Wednesday, March 26, 2008

Earth, part 2

We were watching the Deepa Mehtha film Earth in my History of Modern India class today. As I ran out of class right at the moment the film stops being lighthearted and starts being incredibly depressing, I wondered at the story I was running away from. Having seen the film once and been deeply impacted by it, I had no need to see it again to relive the horrors of Partition. Since watching the film, these horrors have become very real to me and have stayed in my head, able to be replayed a moment's trigger. Here I am, a year and a half after my first view of the film, a seasoned traveler of Mother India, with much more hands on and historical context than the first time I watched it. I heard Partition stories from North Indian Muslim families while in India, have learned and read so much more about India's history, her people, her cultures, her realities.

So what am I running away from? Partition happened, and as Lenny-baby puts it in the film, changes the subcontinent forever. The violence that is unleashed on the people, by the people is apocalyptic- the earth is forever stained with the communal blood of countless victims. The story up until the point I left is of a Parsi family and their charmed, peaceful life in Lahore in pre-Partition India. You hear background noise of Independence at first, like static on the radio dial as you're trying to listen to your favorite regularly scheduled programming. As the days pass and the story moves forward, the radio show is completely eclipsed by the all encompassing chaos of the static. This story is essentially an every person, every family story, of a regular life, horribly altered by the workings of the world.

There is a poignant moment before the madness of Partition begins when Lenny's beautiful upper class Parsi mother, dressed immaculately in a silk sari, is giving her young daughter (a pampered young girl with a leg brace) a dance lesson on the Waltz. She remarks that in her opinion, the best thing the British gave India was not the steamship, but the waltz. They dance quietly, sharing a mother-daughter moment interrupted by Lenny's question about the position of Parsis in British-controlled Lahore. Lenny repeats a statement she's heard that "Parsis are British bum-lickers." Lenny's mother tries to explain to her that Parsis have always been like chameleons to survive, taking on the culture of the land they were living in. Then she relates a parable about a wise old Parsi man who sends a gift to the Indian prince that didn't want to allow Parsis to find refuge in India after fleeing persecution in Persia. The wise man sends the prince a bowl of milk with sugar. He tells the prince, "We Parsis will be like the sugar in this milk.
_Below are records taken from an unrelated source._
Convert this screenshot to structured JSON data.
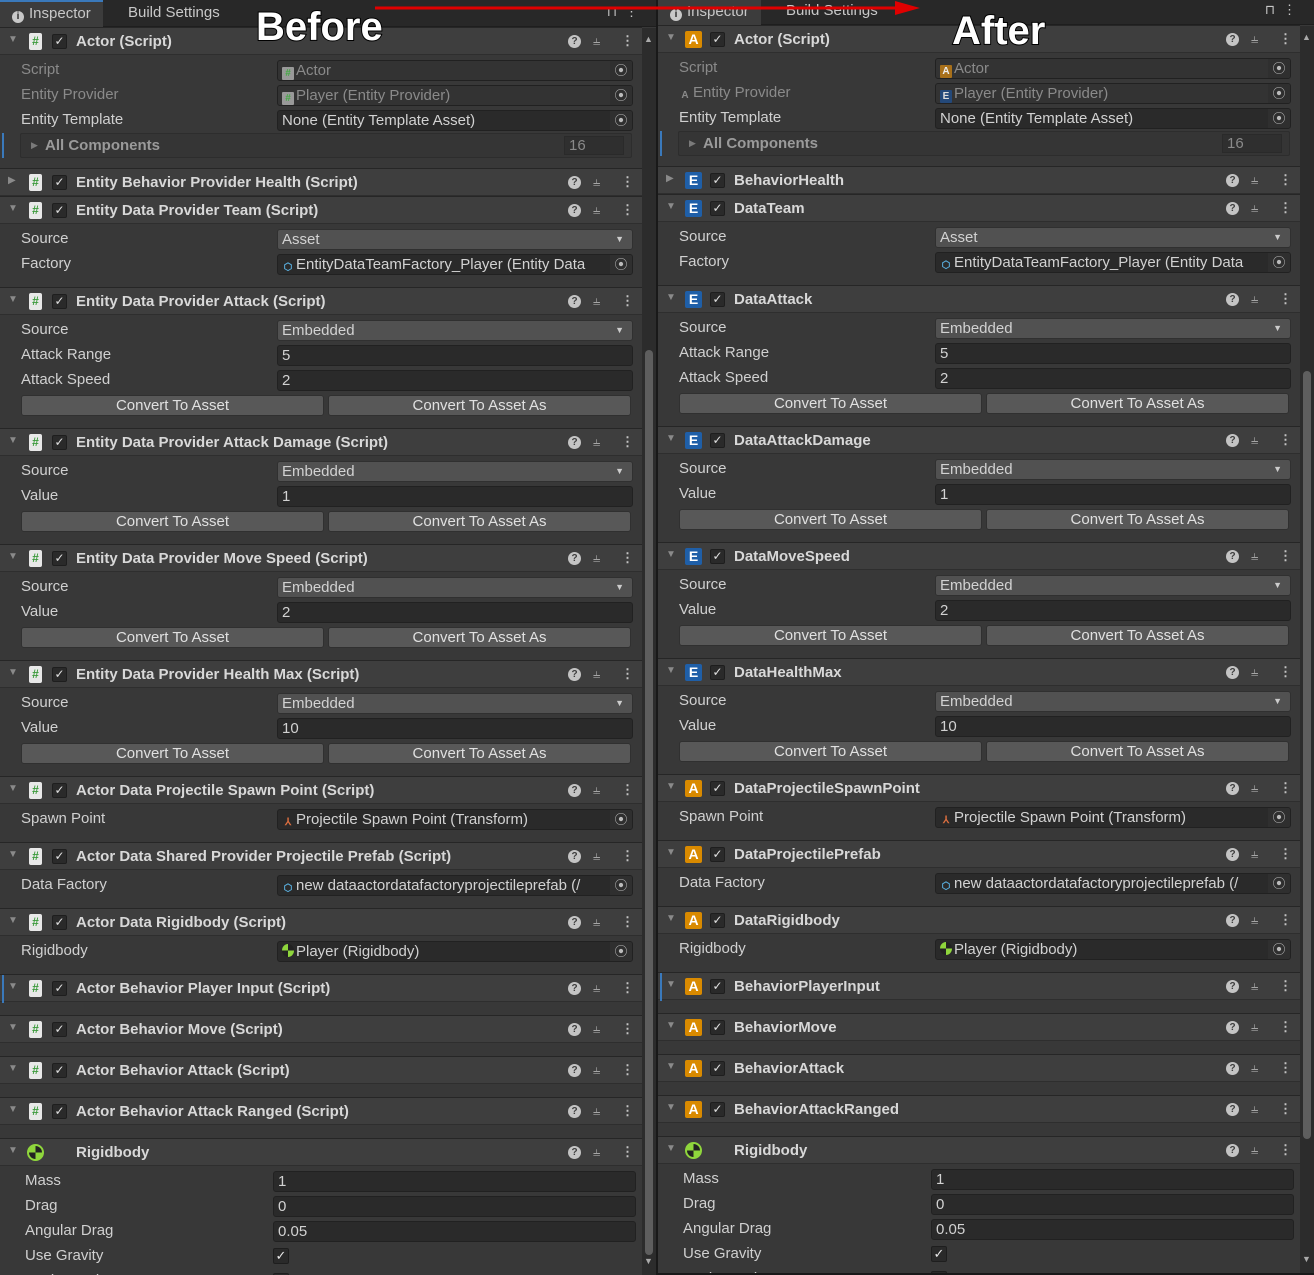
{
  "overlay": {
    "before": "Before",
    "after": "After",
    "arrow_color": "#e00000"
  },
  "panels": [
    {
      "tabs": [
        "Inspector",
        "Build Settings"
      ],
      "components": [
        {
          "title": "Actor (Script)",
          "icon": "script-icon",
          "expanded": true,
          "enabled": true,
          "rows": [
            {
              "type": "object",
              "label": "Script",
              "value": "Actor",
              "icon": "script-icon",
              "disabled": true
            },
            {
              "type": "object",
              "label": "Entity Provider",
              "value": "Player (Entity Provider)",
              "icon": "script-icon",
              "disabled": true
            },
            {
              "type": "object",
              "label": "Entity Template",
              "value": "None (Entity Template Asset)"
            },
            {
              "type": "foldout",
              "label": "All Components",
              "value": "16"
            }
          ]
        },
        {
          "title": "Entity Behavior Provider Health (Script)",
          "icon": "script-icon",
          "expanded": false,
          "enabled": true,
          "rows": []
        },
        {
          "title": "Entity Data Provider Team (Script)",
          "icon": "script-icon",
          "expanded": true,
          "enabled": true,
          "rows": [
            {
              "type": "dropdown",
              "label": "Source",
              "value": "Asset"
            },
            {
              "type": "object",
              "label": "Factory",
              "value": "EntityDataTeamFactory_Player (Entity Data",
              "icon": "prefab-icon"
            }
          ]
        },
        {
          "title": "Entity Data Provider Attack (Script)",
          "icon": "script-icon",
          "expanded": true,
          "enabled": true,
          "rows": [
            {
              "type": "dropdown",
              "label": "Source",
              "value": "Embedded"
            },
            {
              "type": "text",
              "label": "Attack Range",
              "value": "5"
            },
            {
              "type": "text",
              "label": "Attack Speed",
              "value": "2"
            },
            {
              "type": "buttons",
              "value": [
                "Convert To Asset",
                "Convert To Asset As"
              ]
            }
          ]
        },
        {
          "title": "Entity Data Provider Attack Damage (Script)",
          "icon": "script-icon",
          "expanded": true,
          "enabled": true,
          "rows": [
            {
              "type": "dropdown",
              "label": "Source",
              "value": "Embedded"
            },
            {
              "type": "text",
              "label": "Value",
              "value": "1"
            },
            {
              "type": "buttons",
              "value": [
                "Convert To Asset",
                "Convert To Asset As"
              ]
            }
          ]
        },
        {
          "title": "Entity Data Provider Move Speed (Script)",
          "icon": "script-icon",
          "expanded": true,
          "enabled": true,
          "rows": [
            {
              "type": "dropdown",
              "label": "Source",
              "value": "Embedded"
            },
            {
              "type": "text",
              "label": "Value",
              "value": "2"
            },
            {
              "type": "buttons",
              "value": [
                "Convert To Asset",
                "Convert To Asset As"
              ]
            }
          ]
        },
        {
          "title": "Entity Data Provider Health Max (Script)",
          "icon": "script-icon",
          "expanded": true,
          "enabled": true,
          "rows": [
            {
              "type": "dropdown",
              "label": "Source",
              "value": "Embedded"
            },
            {
              "type": "text",
              "label": "Value",
              "value": "10"
            },
            {
              "type": "buttons",
              "value": [
                "Convert To Asset",
                "Convert To Asset As"
              ]
            }
          ]
        },
        {
          "title": "Actor Data Projectile Spawn Point (Script)",
          "icon": "script-icon",
          "expanded": true,
          "enabled": true,
          "rows": [
            {
              "type": "object",
              "label": "Spawn Point",
              "value": "Projectile Spawn Point (Transform)",
              "icon": "transform-icon"
            }
          ]
        },
        {
          "title": "Actor Data Shared Provider Projectile Prefab (Script)",
          "icon": "script-icon",
          "expanded": true,
          "enabled": true,
          "rows": [
            {
              "type": "object",
              "label": "Data Factory",
              "value": "new dataactordatafactoryprojectileprefab (/",
              "icon": "prefab-icon"
            }
          ]
        },
        {
          "title": "Actor Data Rigidbody (Script)",
          "icon": "script-icon",
          "expanded": true,
          "enabled": true,
          "rows": [
            {
              "type": "object",
              "label": "Rigidbody",
              "value": "Player (Rigidbody)",
              "icon": "rigidbody-icon"
            }
          ]
        },
        {
          "title": "Actor Behavior Player Input (Script)",
          "icon": "script-icon",
          "expanded": true,
          "enabled": true,
          "selected": true,
          "rows": []
        },
        {
          "title": "Actor Behavior Move (Script)",
          "icon": "script-icon",
          "expanded": true,
          "enabled": true,
          "rows": []
        },
        {
          "title": "Actor Behavior Attack (Script)",
          "icon": "script-icon",
          "expanded": true,
          "enabled": true,
          "rows": []
        },
        {
          "title": "Actor Behavior Attack Ranged (Script)",
          "icon": "script-icon",
          "expanded": true,
          "enabled": true,
          "rows": []
        },
        {
          "title": "Rigidbody",
          "icon": "rigidbody-icon",
          "expanded": true,
          "rows": [
            {
              "type": "text",
              "label": "Mass",
              "value": "1"
            },
            {
              "type": "text",
              "label": "Drag",
              "value": "0"
            },
            {
              "type": "text",
              "label": "Angular Drag",
              "value": "0.05"
            },
            {
              "type": "checkbox",
              "label": "Use Gravity",
              "value": true
            },
            {
              "type": "checkbox",
              "label": "Is Kinematic",
              "value": false
            }
          ]
        }
      ]
    },
    {
      "tabs": [
        "Inspector",
        "Build Settings"
      ],
      "components": [
        {
          "title": "Actor (Script)",
          "icon": "actor-a-icon",
          "expanded": true,
          "enabled": true,
          "rows": [
            {
              "type": "object",
              "label": "Script",
              "value": "Actor",
              "icon": "actor-a-icon",
              "disabled": true
            },
            {
              "type": "object",
              "label": "Entity Provider",
              "label_icon": "actor-a-icon",
              "value": "Player (Entity Provider)",
              "icon": "entity-e-icon",
              "disabled": true
            },
            {
              "type": "object",
              "label": "Entity Template",
              "value": "None (Entity Template Asset)"
            },
            {
              "type": "foldout",
              "label": "All Components",
              "value": "16"
            }
          ]
        },
        {
          "title": "BehaviorHealth",
          "icon": "entity-e-icon",
          "expanded": false,
          "enabled": true,
          "rows": []
        },
        {
          "title": "DataTeam",
          "icon": "entity-e-icon",
          "expanded": true,
          "enabled": true,
          "rows": [
            {
              "type": "dropdown",
              "label": "Source",
              "value": "Asset"
            },
            {
              "type": "object",
              "label": "Factory",
              "value": "EntityDataTeamFactory_Player (Entity Data",
              "icon": "prefab-icon"
            }
          ]
        },
        {
          "title": "DataAttack",
          "icon": "entity-e-icon",
          "expanded": true,
          "enabled": true,
          "rows": [
            {
              "type": "dropdown",
              "label": "Source",
              "value": "Embedded"
            },
            {
              "type": "text",
              "label": "Attack Range",
              "value": "5"
            },
            {
              "type": "text",
              "label": "Attack Speed",
              "value": "2"
            },
            {
              "type": "buttons",
              "value": [
                "Convert To Asset",
                "Convert To Asset As"
              ]
            }
          ]
        },
        {
          "title": "DataAttackDamage",
          "icon": "entity-e-icon",
          "expanded": true,
          "enabled": true,
          "rows": [
            {
              "type": "dropdown",
              "label": "Source",
              "value": "Embedded"
            },
            {
              "type": "text",
              "label": "Value",
              "value": "1"
            },
            {
              "type": "buttons",
              "value": [
                "Convert To Asset",
                "Convert To Asset As"
              ]
            }
          ]
        },
        {
          "title": "DataMoveSpeed",
          "icon": "entity-e-icon",
          "expanded": true,
          "enabled": true,
          "rows": [
            {
              "type": "dropdown",
              "label": "Source",
              "value": "Embedded"
            },
            {
              "type": "text",
              "label": "Value",
              "value": "2"
            },
            {
              "type": "buttons",
              "value": [
                "Convert To Asset",
                "Convert To Asset As"
              ]
            }
          ]
        },
        {
          "title": "DataHealthMax",
          "icon": "entity-e-icon",
          "expanded": true,
          "enabled": true,
          "rows": [
            {
              "type": "dropdown",
              "label": "Source",
              "value": "Embedded"
            },
            {
              "type": "text",
              "label": "Value",
              "value": "10"
            },
            {
              "type": "buttons",
              "value": [
                "Convert To Asset",
                "Convert To Asset As"
              ]
            }
          ]
        },
        {
          "title": "DataProjectileSpawnPoint",
          "icon": "actor-a-icon",
          "expanded": true,
          "enabled": true,
          "rows": [
            {
              "type": "object",
              "label": "Spawn Point",
              "value": "Projectile Spawn Point (Transform)",
              "icon": "transform-icon"
            }
          ]
        },
        {
          "title": "DataProjectilePrefab",
          "icon": "actor-a-icon",
          "expanded": true,
          "enabled": true,
          "rows": [
            {
              "type": "object",
              "label": "Data Factory",
              "value": "new dataactordatafactoryprojectileprefab (/",
              "icon": "prefab-icon"
            }
          ]
        },
        {
          "title": "DataRigidbody",
          "icon": "actor-a-icon",
          "expanded": true,
          "enabled": true,
          "rows": [
            {
              "type": "object",
              "label": "Rigidbody",
              "value": "Player (Rigidbody)",
              "icon": "rigidbody-icon"
            }
          ]
        },
        {
          "title": "BehaviorPlayerInput",
          "icon": "actor-a-icon",
          "expanded": true,
          "enabled": true,
          "selected": true,
          "rows": []
        },
        {
          "title": "BehaviorMove",
          "icon": "actor-a-icon",
          "expanded": true,
          "enabled": true,
          "rows": []
        },
        {
          "title": "BehaviorAttack",
          "icon": "actor-a-icon",
          "expanded": true,
          "enabled": true,
          "rows": []
        },
        {
          "title": "BehaviorAttackRanged",
          "icon": "actor-a-icon",
          "expanded": true,
          "enabled": true,
          "rows": []
        },
        {
          "title": "Rigidbody",
          "icon": "rigidbody-icon",
          "expanded": true,
          "rows": [
            {
              "type": "text",
              "label": "Mass",
              "value": "1"
            },
            {
              "type": "text",
              "label": "Drag",
              "value": "0"
            },
            {
              "type": "text",
              "label": "Angular Drag",
              "value": "0.05"
            },
            {
              "type": "checkbox",
              "label": "Use Gravity",
              "value": true
            },
            {
              "type": "checkbox",
              "label": "Is Kinematic",
              "value": false
            }
          ]
        }
      ]
    }
  ]
}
Sweet, but invisible." "Understand?" she asks her daughter hopefully. "Yes," she answers. "Parsis are not bum-lickers, we're invisible."

To me- to me- this moment hits so hard. The daughter's sharp sense of the world she is living in combined with the innocence to ask her mother for answers...that mother can never know what lies ahead; that the identity that she is trying to impart to her daughter is going to be what determines who lives or dies in their city, in their country, even their own household, in a few short days.

This might be what I'm running from. Identity is such a personal thing, especially my own; it is so close to me, to my essence, the questions of my identity, of what grows from the roots that tie me to a civilization beyond these shores, to names, faces, arms and hearts across many oceans, to a religion whose community is of every color, geographic location and culture, whose center lays in the most contested region in the world, to my life, which began and has happened on these shores, full of spacious skies and mountains majesty, side by side the constitution, history of activism and systems of oppression that I can call my own- to the identity that I forge in the fire of my own experiences- the abuse, discrimination, xenophobia, misogyny, marginalization, invisibility; the joys of validation, of discovery, of wonder, of love of people, of human beings, of culture, of nature, of everything!; of self actualization, of education, of learning critical analysis as tool for change, a means of exacting a penetrating, magnifying gaze on our American society and hegemony, of interpersonal relationships with radical overtones b/c we're different, so different, yet love each other while learning from each other-

My identity, informed by centuries of tradition, immigration, conquest, suppression, oppression, faith, expression, assimilation, education, freedom fighting, co-opting, reclaiming, diaspora moving - how can that be something a person can be judged on? killed for? My deep seated anguish over the communal violence and attitudes that bedevil human kind- I bear witness, I record it in the pages of my deepest self, and I want to run. Sometimes, like today, I do run, too terrified to see the pain and the sheer ugliness of that place in the human pysche and human history that sanctions and condones these terrible abuses against our fellow selves.

And it all continues...

1 comment:

Passionista said...

A time when we are judged for our identities is now, but now we can also have our freedoms. We can surround ourselves with the people who matter, be who we really are with people who understand. There is no question that there are people who act out their judgments, but right now we have laws and justice. To live in fear of being yourself is not living. You do not live in fear, you go out everyday and pass on the messages you learned. You enlighten people and make them think. You are not running. Images can hurt, yes, but you my friend are not running.